— Что за Ямерика такая?
— Новые земли испанцы за морем открыли, не слыхал?
— А-а, были вести. И что, изрядные острова им встретились?
— Изрядные, — лаконично подтвердил Зверев. Они с хозяином наконец-то добрались долгими переходами и коридорами до трапезной. Дворец был знакомым и незнакомым. Вроде как его не перестраивали — но помещений, похоже, стало больше, некоторые изменились в размерах, появились новые, покрытые изразцами, печи; стены были оштукатурены и расписаны практически везде, даже в самом дальнем и темном углу, самом узком и забытом всеми коридоре. Трапезная тоже стала выше, появились два резных столба, поддерживающих свод, небольшие приступки у стен — видимо, заменяющие скамьи, окна из слюдяных превратились в витражные.
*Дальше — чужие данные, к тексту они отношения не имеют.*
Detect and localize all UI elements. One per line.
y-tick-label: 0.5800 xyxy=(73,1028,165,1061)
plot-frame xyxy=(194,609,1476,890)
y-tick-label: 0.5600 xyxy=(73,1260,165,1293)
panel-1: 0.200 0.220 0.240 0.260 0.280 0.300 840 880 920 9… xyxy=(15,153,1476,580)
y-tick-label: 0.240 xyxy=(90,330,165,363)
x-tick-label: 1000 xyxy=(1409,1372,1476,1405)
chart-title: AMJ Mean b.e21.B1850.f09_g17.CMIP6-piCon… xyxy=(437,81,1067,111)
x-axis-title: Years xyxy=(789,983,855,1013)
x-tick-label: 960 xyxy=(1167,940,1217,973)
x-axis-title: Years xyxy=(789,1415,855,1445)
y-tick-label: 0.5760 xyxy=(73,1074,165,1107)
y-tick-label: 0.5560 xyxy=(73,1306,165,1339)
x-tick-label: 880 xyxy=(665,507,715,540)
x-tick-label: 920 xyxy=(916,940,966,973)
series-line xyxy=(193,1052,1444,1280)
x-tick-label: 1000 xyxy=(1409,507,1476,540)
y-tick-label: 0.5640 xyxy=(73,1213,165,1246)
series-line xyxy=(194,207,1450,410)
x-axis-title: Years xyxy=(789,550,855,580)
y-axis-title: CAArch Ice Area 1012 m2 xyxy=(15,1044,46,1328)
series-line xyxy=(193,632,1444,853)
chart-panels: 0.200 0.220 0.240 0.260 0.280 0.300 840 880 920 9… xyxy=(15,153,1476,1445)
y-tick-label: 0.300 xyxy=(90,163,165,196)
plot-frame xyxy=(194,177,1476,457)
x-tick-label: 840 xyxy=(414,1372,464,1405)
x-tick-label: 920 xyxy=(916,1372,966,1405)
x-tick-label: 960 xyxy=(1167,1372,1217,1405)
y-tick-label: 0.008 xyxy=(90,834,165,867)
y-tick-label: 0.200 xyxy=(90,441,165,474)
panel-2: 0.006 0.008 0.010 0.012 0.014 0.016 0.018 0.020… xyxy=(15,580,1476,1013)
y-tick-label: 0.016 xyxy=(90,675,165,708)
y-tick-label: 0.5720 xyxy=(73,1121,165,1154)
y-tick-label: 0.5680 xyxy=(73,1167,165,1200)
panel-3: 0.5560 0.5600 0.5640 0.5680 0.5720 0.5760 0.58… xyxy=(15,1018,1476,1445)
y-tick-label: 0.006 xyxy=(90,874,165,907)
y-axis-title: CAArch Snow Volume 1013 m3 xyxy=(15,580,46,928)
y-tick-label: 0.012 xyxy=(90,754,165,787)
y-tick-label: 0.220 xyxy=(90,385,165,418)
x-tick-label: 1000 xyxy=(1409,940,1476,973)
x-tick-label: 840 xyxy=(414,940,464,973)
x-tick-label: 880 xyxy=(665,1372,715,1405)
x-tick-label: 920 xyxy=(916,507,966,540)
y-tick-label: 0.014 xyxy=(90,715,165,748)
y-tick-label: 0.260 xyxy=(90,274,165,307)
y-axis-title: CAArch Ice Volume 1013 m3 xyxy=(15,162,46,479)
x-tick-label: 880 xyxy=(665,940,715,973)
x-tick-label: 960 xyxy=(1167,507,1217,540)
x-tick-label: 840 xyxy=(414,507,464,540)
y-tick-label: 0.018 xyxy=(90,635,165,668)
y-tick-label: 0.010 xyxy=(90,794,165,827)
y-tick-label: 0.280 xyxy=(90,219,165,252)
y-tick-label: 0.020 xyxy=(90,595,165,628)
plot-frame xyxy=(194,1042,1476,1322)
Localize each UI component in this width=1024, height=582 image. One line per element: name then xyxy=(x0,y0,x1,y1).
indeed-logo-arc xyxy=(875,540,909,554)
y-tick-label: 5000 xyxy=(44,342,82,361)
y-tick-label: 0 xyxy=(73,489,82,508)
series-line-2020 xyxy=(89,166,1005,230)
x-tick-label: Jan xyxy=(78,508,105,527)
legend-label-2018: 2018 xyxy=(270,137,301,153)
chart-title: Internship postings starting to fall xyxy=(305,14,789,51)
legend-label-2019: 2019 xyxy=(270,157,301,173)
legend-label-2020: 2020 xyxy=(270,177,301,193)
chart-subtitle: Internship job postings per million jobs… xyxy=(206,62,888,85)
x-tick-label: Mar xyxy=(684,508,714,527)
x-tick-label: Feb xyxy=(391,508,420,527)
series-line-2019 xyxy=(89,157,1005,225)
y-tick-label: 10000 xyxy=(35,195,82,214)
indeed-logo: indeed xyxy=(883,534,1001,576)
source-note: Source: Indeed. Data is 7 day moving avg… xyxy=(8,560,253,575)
— Заждалась, Марьянка, — прихлопнул по заду грудастую девку хозяин, вытянул ладони над медным тазом.
Служанка полила руки из кувшина сперва ему, потом гостю, унесла грязную воду, а служивые люди уселись за уже накрытый стол. Иван Юрьевич побарабанил пальцами, ударил кулаком по столу:
— Эй, кто тут есть? Почему один кубок на столе? Не видел никто, с гостем я вернулся?!
Хлопнула дверь, через обширный пустой зал к столу промчался бородатый холоп, торопливо поклонился, стукнул о скатерть украшенным на боках рубинами и сапфирами золотым бокалом. Поклонился снова.
— Смотри у меня! — погрозил подворнику пальцем боярин. — Чем больше балую их, Андрей Васильевич, тем больше ленятся. Ну чего мнешься? Ступай, я сам налью.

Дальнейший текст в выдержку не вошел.